The Open MPI auto-initialization is only used when the JAX processes are launched via mpirun
/mpiexec
.
import jax
jax.distributed.initialize()
On TPU at present calling {func}jax.distributed.initialize
is optional, but
recommended since it enables additional checkpointing and health checking features.
Local vs. global devices
Before we get to running multi-process computations from your program, it’s important to understand the distinction between local and global devices.
A process’s local devices are those that it can directly address and launch
computations on. For example, on a GPU cluster, each host can only launch
computations on the directly attached GPUs. On a Cloud TPU pod, each host can
only launch computations on the 8 TPU cores attached directly to that host (see
the
Cloud TPU System Architecture
documentation for more details). You can see a process’s local devices via
{func}jax.local_devices()
.
The global devices are the devices across all processes. A computation can
span devices across processes and perform collective operations via the direct
communication links between devices, as long as each process launches the
computation on its local devices. You can see all available global devices via
{func}jax.devices()
. A process’s local devices are always a subset of the
global devices.
Running multi-process computations
So how do you actually run a computation involving cross-process communication? Use the same parallel evaluation APIs that you would in a single process!
For example, {func}~jax.experimental.shard_map.shard_map
can be used
to run a parallel computation across multiple processes. (If you’re
not already familiar with how to use shard_map
to run across
multiple devices within a single process, check out the
{doc}/sharded-computation
tutorial.) Conceptually, this can be
thought of as running a pmap over a single array sharded across hosts,
where each host “sees” only its local shard of the input and output.
Here’s an example of multi-process pmap in action:
# The following is run in parallel on each host on a GPU cluster or TPU pod slice.
>>> import jax
>>> jax.distributed.initialize() # On GPU, see above for the necessary arguments.
>>> jax.device_count() # total number of accelerator devices in the cluster
32
>>> jax.local_device_count() # number of accelerator devices attached to this host
8
# The psum is performed over all mapped devices across the pod slice
>>> xs = jax.numpy.ones(jax.local_device_count())
>>> jax.pmap(lambda x: jax.lax.psum(x, 'i'), axis_name='i')(xs)
ShardedDeviceArray([32., 32., 32., 32., 32., 32., 32., 32.], dtype=float32)

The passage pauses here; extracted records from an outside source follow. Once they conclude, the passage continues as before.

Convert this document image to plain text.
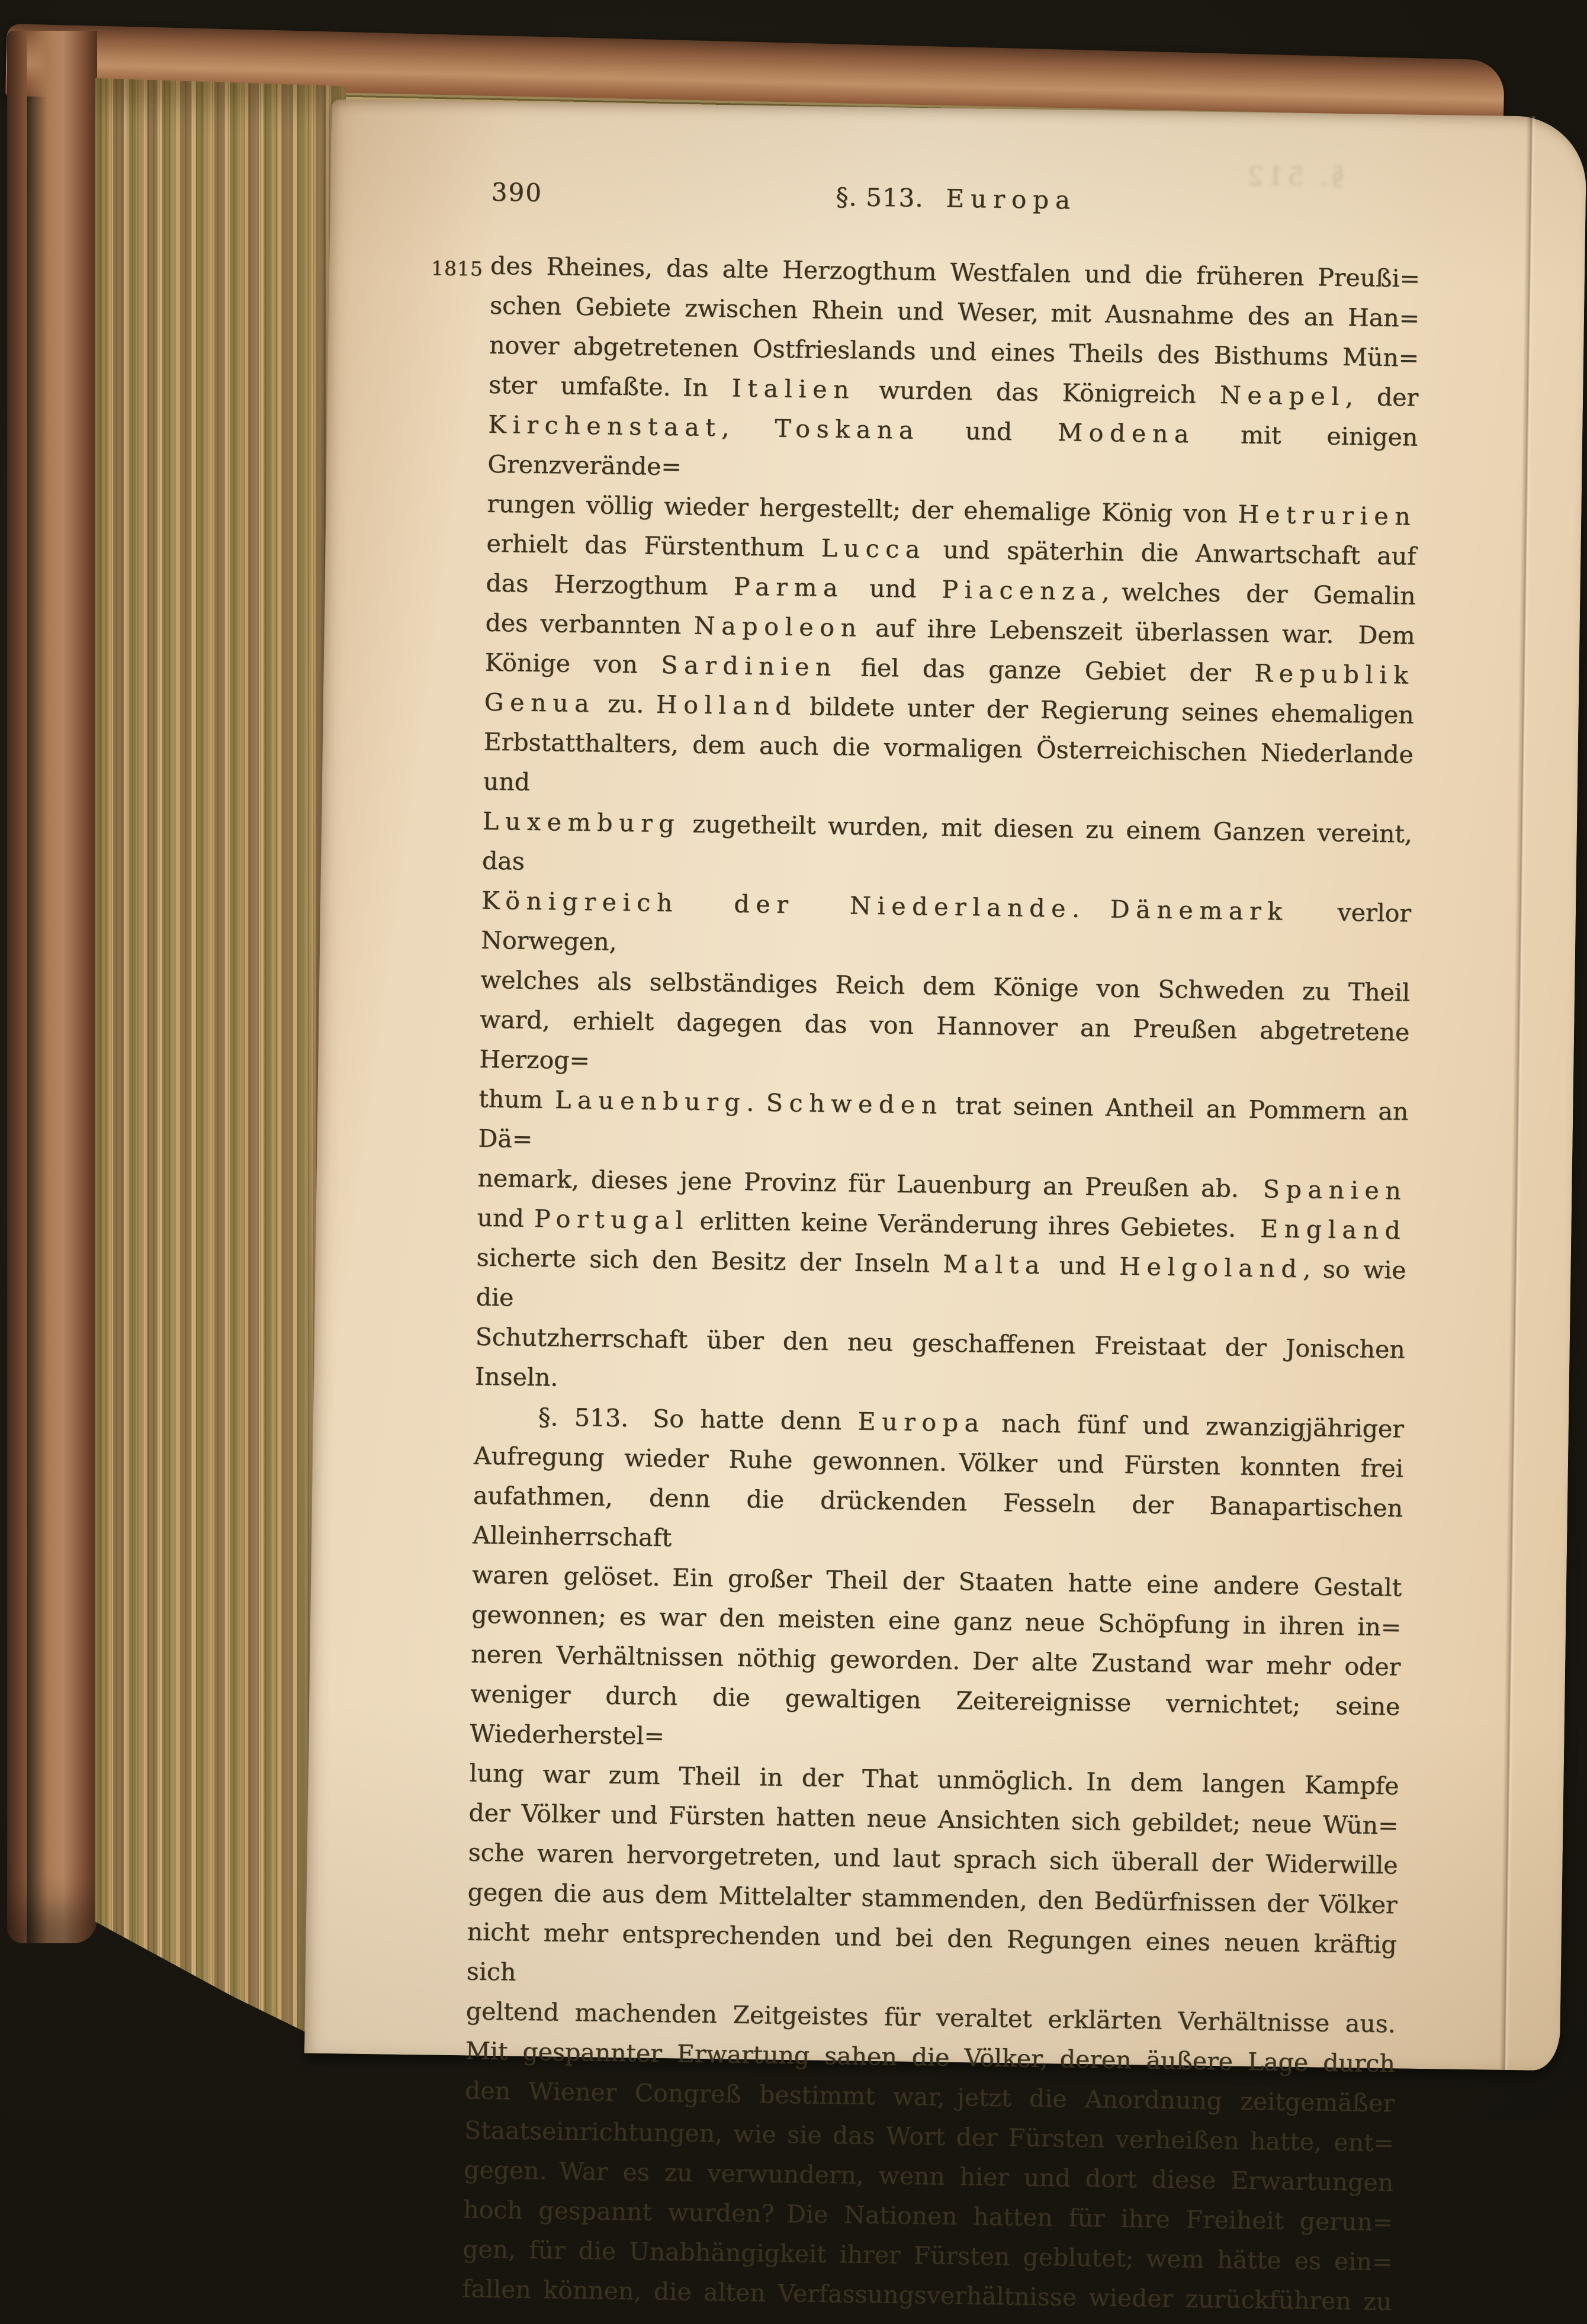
§. 512
390	§. 513. Europa
des Rheines, das alte Herzogthum Westfalen und die früheren Preußi=
1815
schen Gebiete zwischen Rhein und Weser, mit Ausnahme des an Han=
nover abgetretenen Ostfrieslands und eines Theils des Bisthums Mün=
ster umfaßte. In Italien wurden das Königreich Neapel, der
Kirchenstaat, Toskana und Modena mit einigen Grenzverände=
rungen völlig wieder hergestellt; der ehemalige König von Hetrurien
erhielt das Fürstenthum Lucca und späterhin die Anwartschaft auf
das Herzogthum Parma und Piacenza, welches der Gemalin
des verbannten Napoleon auf ihre Lebenszeit überlassen war. Dem
Könige von Sardinien fiel das ganze Gebiet der Republik
Genua zu. Holland bildete unter der Regierung seines ehemaligen
Erbstatthalters, dem auch die vormaligen Österreichischen Niederlande und
Luxemburg zugetheilt wurden, mit diesen zu einem Ganzen vereint, das
Königreich der Niederlande.  Dänemark verlor Norwegen,
welches als selbständiges Reich dem Könige von Schweden zu Theil
ward, erhielt dagegen das von Hannover an Preußen abgetretene Herzog=
thum Lauenburg. Schweden trat seinen Antheil an Pommern an Dä=
nemark, dieses jene Provinz für Lauenburg an Preußen ab. Spanien
und Portugal erlitten keine Veränderung ihres Gebietes. England
sicherte sich den Besitz der Inseln Malta und Helgoland, so wie die
Schutzherrschaft über den neu geschaffenen Freistaat der Jonischen Inseln.
§. 513. So hatte denn Europa nach fünf und zwanzigjähriger
Aufregung wieder Ruhe gewonnen. Völker und Fürsten konnten frei
aufathmen, denn die drückenden Fesseln der Banapartischen Alleinherrschaft
waren gelöset. Ein großer Theil der Staaten hatte eine andere Gestalt
gewonnen; es war den meisten eine ganz neue Schöpfung in ihren in=
neren Verhältnissen nöthig geworden. Der alte Zustand war mehr oder
weniger durch die gewaltigen Zeitereignisse vernichtet; seine Wiederherstel=
lung war zum Theil in der That unmöglich. In dem langen Kampfe
der Völker und Fürsten hatten neue Ansichten sich gebildet; neue Wün=
sche waren hervorgetreten, und laut sprach sich überall der Widerwille
gegen die aus dem Mittelalter stammenden, den Bedürfnissen der Völker
nicht mehr entsprechenden und bei den Regungen eines neuen kräftig sich
geltend machenden Zeitgeistes für veraltet erklärten Verhältnisse aus.
Mit gespannter Erwartung sahen die Völker, deren äußere Lage durch
den Wiener Congreß bestimmt war, jetzt die Anordnung zeitgemäßer
Staatseinrichtungen, wie sie das Wort der Fürsten verheißen hatte, ent=
gegen. War es zu verwundern, wenn hier und dort diese Erwartungen
hoch gespannt wurden? Die Nationen hatten für ihre Freiheit gerun=
gen, für die Unabhängigkeit ihrer Fürsten geblutet; wem hätte es ein=
fallen können, die alten Verfassungsverhältnisse wieder zurückführen zu
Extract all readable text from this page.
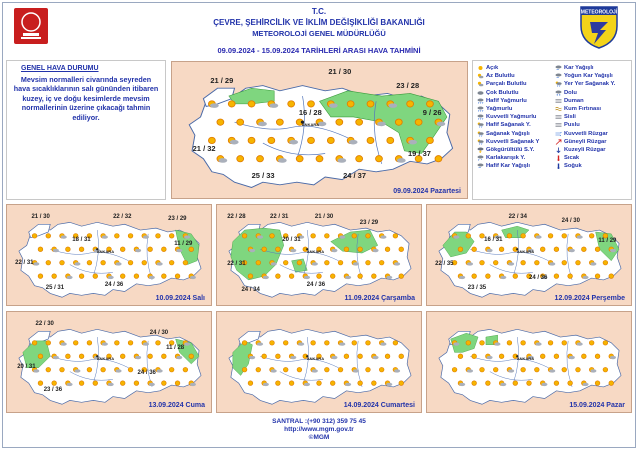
T.C.
ÇEVRE, ŞEHİRCİLİK VE İKLİM DEĞİŞİKLİĞİ BAKANLIĞI
METEOROLOJİ GENEL MÜDÜRLÜĞÜ
09.09.2024 - 15.09.2024 TARİHLERİ ARASI HAVA TAHMİNİ
METEOROLOJİ
GENEL HAVA DURUMU
Mevsim normalleri civarında seyreden hava sıcaklıklarının salı gününden itibaren kuzey, iç ve doğu kesimlerde mevsim normallerinin üzerine çıkacağı tahmin ediliyor.
09.09.2024 Pazartesi
ANKARA
21 / 29
21 / 30
23 / 28
16 / 28	9 / 26
21 / 32
19 / 37
25 / 33	24 / 37
Açık
Az Bulutlu
Parçalı Bulutlu
Çok Bulutlu
Hafif Yağmurlu
Yağmurlu
Kuvvetli Yağmurlu
Hafif Sağanak Y.
Sağanak Yağışlı
Kuvvetli Sağanak Y
Gökgürültülü S.Y.
* Karlakarışık Y.
** Hafif Kar Yağışlı
** Kar Yağışlı
** Yoğun Kar Yağışlı
Yer Yer Sağanak Y.
Dolu
Duman
Kum Fırtınası
Sisli
Puslu
Kuvvetli Rüzgar
Güneyli Rüzgar
Kuzeyli Rüzgar
Sıcak
Soğuk
10.09.2024 Salı
ANKARA
21 / 30	22 / 32	23 / 29
18 / 31
11 / 29
22 / 31
24 / 36
25 / 31
11.09.2024 Çarşamba
ANKARA
22 / 28	22 / 31	21 / 30
23 / 29
20 / 31
22 / 31
24 / 36
24 / 34
12.09.2024 Perşembe
ANKARA
22 / 34
24 / 30
16 / 31	11 / 29
22 / 35
24 / 36
23 / 35
13.09.2024 Cuma
ANKARA
22 / 30
24 / 30
20 / 31
11 / 28
24 / 36
23 / 36
14.09.2024 Cumartesi
ANKARA
15.09.2024 Pazar
ANKARA
SANTRAL :(+90 312) 359 75 45
http://www.mgm.gov.tr
©MGM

It’s very important that all processes run the same cross-process computations in the same order. Running the same JAX Python program in each process is usually sufficient. Some common pitfalls to look out for that may cause differently-ordered computations despite running the same program:
-
Processes passing differently-shaped inputs to the same parallel function can cause hangs or incorrect return values. Differently-shaped inputs are safe so long as they result in identically-shaped per-device data shards across processes; e.g. passing in different leading batch sizes in order to run on different numbers of local devices per process is ok, but having each process pad its batch to a different max example length is not.
-
“Last batch” issues where a parallel function is called in a (training) loop, and one or more processes exit the loop earlier than the rest. This will cause the rest to hang waiting for the already-finished processes to start the computation.
-
Conditions based on non-deterministic ordering of collections can cause code processes to hang. For example, iterating over
set
on current Python versions ordict
before Python 3.7 may result in a different ordering on different processes, even with the same insertion order.